Krzyki, gesty zniecierpliwienia, zabójczy tweet: w drugiej rundzie Masters 1000 w Szanghaju w 2019 roku Benoît Paire zaserwował widowisko zarówno wybuchowe, jak i zdumiewające w pojedynku z Nikolozem Basilashvilim. Powrót do tego kultowego momentu, gdy Francuz dosłownie eksplodował na korcie... zanim ogłosił swoje wyzwolenie na Twitterze.
Było to 8 października 2019 roku, podczas drugiej rundy Masters 1000 w Szanghaju. Mecz, który powinien być jedynie formalnością lub przynajmniej kolejną walką w cyklu, zamienił się w prawdziwy teatr surowych emocji. Na korcie Benoît Paire mierzy się z Gruzinem Nikolozem Basilashvilim.
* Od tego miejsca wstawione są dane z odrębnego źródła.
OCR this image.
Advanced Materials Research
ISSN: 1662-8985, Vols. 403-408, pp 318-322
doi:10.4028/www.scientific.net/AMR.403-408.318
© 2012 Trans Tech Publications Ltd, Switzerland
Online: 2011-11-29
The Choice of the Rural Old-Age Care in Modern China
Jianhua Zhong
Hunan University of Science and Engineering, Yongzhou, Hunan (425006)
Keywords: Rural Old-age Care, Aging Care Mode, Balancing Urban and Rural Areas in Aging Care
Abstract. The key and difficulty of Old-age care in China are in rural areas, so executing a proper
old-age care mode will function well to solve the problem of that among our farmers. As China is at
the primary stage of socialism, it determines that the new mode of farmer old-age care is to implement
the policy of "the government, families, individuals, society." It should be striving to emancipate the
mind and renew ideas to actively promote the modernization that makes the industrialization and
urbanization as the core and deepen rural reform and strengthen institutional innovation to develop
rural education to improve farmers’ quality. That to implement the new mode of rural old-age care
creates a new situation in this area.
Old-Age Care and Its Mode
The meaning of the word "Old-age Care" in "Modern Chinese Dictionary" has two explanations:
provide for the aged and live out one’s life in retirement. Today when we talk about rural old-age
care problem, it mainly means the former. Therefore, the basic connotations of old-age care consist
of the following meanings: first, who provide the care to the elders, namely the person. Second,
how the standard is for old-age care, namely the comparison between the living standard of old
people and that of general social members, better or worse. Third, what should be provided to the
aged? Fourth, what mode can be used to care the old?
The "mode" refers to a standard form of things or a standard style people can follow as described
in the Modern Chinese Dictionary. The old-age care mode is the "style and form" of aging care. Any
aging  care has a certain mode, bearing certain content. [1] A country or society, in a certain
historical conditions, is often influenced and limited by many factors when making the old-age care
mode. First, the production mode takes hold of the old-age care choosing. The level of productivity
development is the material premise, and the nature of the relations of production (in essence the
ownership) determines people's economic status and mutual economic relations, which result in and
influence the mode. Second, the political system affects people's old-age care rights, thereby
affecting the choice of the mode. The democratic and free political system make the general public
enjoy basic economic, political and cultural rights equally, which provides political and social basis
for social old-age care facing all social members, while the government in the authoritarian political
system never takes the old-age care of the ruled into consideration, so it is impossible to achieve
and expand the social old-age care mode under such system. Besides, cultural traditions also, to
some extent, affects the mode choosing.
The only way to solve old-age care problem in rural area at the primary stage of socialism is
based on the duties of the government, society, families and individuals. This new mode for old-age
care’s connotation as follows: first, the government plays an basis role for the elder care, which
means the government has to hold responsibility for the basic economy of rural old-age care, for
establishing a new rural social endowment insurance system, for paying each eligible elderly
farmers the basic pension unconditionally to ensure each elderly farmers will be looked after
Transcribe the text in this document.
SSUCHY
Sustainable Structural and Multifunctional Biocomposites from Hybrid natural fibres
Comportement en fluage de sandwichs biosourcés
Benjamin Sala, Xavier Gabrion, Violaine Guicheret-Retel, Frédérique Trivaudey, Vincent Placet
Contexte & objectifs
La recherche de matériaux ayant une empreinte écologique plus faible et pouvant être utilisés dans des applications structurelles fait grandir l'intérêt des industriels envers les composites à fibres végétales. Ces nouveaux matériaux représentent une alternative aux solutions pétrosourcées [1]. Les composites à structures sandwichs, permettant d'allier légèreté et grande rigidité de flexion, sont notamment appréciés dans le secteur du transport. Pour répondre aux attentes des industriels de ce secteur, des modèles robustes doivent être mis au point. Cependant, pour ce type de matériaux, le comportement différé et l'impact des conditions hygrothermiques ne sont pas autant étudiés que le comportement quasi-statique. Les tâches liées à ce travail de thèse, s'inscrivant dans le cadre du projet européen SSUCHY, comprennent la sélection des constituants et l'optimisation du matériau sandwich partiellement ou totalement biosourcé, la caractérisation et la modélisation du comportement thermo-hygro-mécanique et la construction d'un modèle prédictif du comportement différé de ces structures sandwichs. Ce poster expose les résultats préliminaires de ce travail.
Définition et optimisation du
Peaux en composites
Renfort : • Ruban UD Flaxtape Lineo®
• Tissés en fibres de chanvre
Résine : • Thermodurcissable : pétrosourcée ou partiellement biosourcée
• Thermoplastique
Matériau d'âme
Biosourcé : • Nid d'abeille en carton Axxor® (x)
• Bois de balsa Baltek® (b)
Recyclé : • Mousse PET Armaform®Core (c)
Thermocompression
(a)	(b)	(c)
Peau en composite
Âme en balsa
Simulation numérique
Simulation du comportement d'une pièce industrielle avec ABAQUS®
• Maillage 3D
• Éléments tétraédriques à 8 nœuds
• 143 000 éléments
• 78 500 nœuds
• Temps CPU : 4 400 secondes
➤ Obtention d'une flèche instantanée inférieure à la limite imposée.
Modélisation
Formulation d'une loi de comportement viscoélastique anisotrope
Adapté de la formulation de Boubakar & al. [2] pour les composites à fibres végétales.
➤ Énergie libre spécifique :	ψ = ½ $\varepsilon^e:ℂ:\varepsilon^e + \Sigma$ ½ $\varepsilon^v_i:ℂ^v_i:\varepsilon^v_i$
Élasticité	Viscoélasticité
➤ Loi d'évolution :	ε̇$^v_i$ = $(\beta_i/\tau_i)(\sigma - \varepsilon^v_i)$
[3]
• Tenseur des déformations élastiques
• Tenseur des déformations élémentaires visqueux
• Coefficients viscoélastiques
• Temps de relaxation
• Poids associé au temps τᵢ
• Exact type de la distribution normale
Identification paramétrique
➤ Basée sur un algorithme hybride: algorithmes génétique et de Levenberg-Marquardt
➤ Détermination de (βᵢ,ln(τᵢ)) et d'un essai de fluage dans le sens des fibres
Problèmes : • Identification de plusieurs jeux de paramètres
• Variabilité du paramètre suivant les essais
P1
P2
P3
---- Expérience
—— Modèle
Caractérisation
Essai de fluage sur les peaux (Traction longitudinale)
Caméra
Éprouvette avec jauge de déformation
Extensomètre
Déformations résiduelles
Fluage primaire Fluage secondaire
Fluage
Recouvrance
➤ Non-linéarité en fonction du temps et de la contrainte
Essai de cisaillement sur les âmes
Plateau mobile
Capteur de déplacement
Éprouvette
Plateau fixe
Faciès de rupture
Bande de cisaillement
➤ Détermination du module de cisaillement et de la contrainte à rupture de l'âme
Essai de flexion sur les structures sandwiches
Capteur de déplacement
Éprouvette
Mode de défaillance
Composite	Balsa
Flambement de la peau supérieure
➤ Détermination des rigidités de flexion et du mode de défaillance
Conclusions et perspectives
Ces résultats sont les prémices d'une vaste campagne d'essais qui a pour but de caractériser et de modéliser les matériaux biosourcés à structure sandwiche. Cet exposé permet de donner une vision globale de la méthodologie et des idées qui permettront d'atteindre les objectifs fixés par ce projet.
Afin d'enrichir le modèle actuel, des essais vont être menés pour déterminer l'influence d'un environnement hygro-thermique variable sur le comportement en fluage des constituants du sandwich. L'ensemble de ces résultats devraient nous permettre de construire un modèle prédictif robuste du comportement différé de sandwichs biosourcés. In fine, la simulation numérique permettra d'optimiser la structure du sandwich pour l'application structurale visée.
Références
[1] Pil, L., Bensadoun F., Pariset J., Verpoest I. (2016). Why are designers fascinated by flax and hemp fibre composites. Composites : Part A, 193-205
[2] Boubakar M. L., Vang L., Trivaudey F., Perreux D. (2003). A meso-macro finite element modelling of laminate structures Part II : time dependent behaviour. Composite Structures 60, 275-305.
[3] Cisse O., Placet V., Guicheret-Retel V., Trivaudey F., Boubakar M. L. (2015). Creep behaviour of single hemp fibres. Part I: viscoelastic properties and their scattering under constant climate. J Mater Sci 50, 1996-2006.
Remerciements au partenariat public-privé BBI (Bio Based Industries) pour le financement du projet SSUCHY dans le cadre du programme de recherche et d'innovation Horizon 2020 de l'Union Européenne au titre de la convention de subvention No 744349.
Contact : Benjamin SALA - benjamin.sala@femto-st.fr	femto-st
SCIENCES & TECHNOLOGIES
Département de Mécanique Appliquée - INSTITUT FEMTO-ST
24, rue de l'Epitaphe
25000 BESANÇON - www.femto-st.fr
"Chcę wrócić do domu... Uwolnijcie mnie!!!" : te słowa, wykrzyczane w środku meczu przez Benoîta Paire na granicy załamania, wciąż brzmią w uszach. Zirytowany własnymi błędami, sfrustrowany tempem Basilashvilego, Francuz stopniowo tracił grunt pod nogami i cierpliwość.
Między rzutami rakietą, gestami zniecierpliwienia i mrocznymi spojrzeniami w stronę swojej ekipy, atmosfera na korcie stawała się coraz bardziej napięta. Ale najbardziej zapadającym w pamięć momentem pozostaje to wykrzyczane zdanie, jednocześnie zabawne i dramatyczne.
Kilka godzin po swojej porażce (6-4, 1-6, 6-4), Paire opublikował tweeta równie zwięzłego, co wymownego: "Wyzwolenie."
Ten wybryk dołączył do długiej listy momentów "à la Paire": tych chwil, gdy francuski tenisista pozwala eksplodować swoim emocjom, nawet za cenę całkowitego wykolejenia. Ale to także to czyni go wyjątkową postacią. Zdolny do najlepszego i najgorszego, fascynuje tak samo, jak dzieli.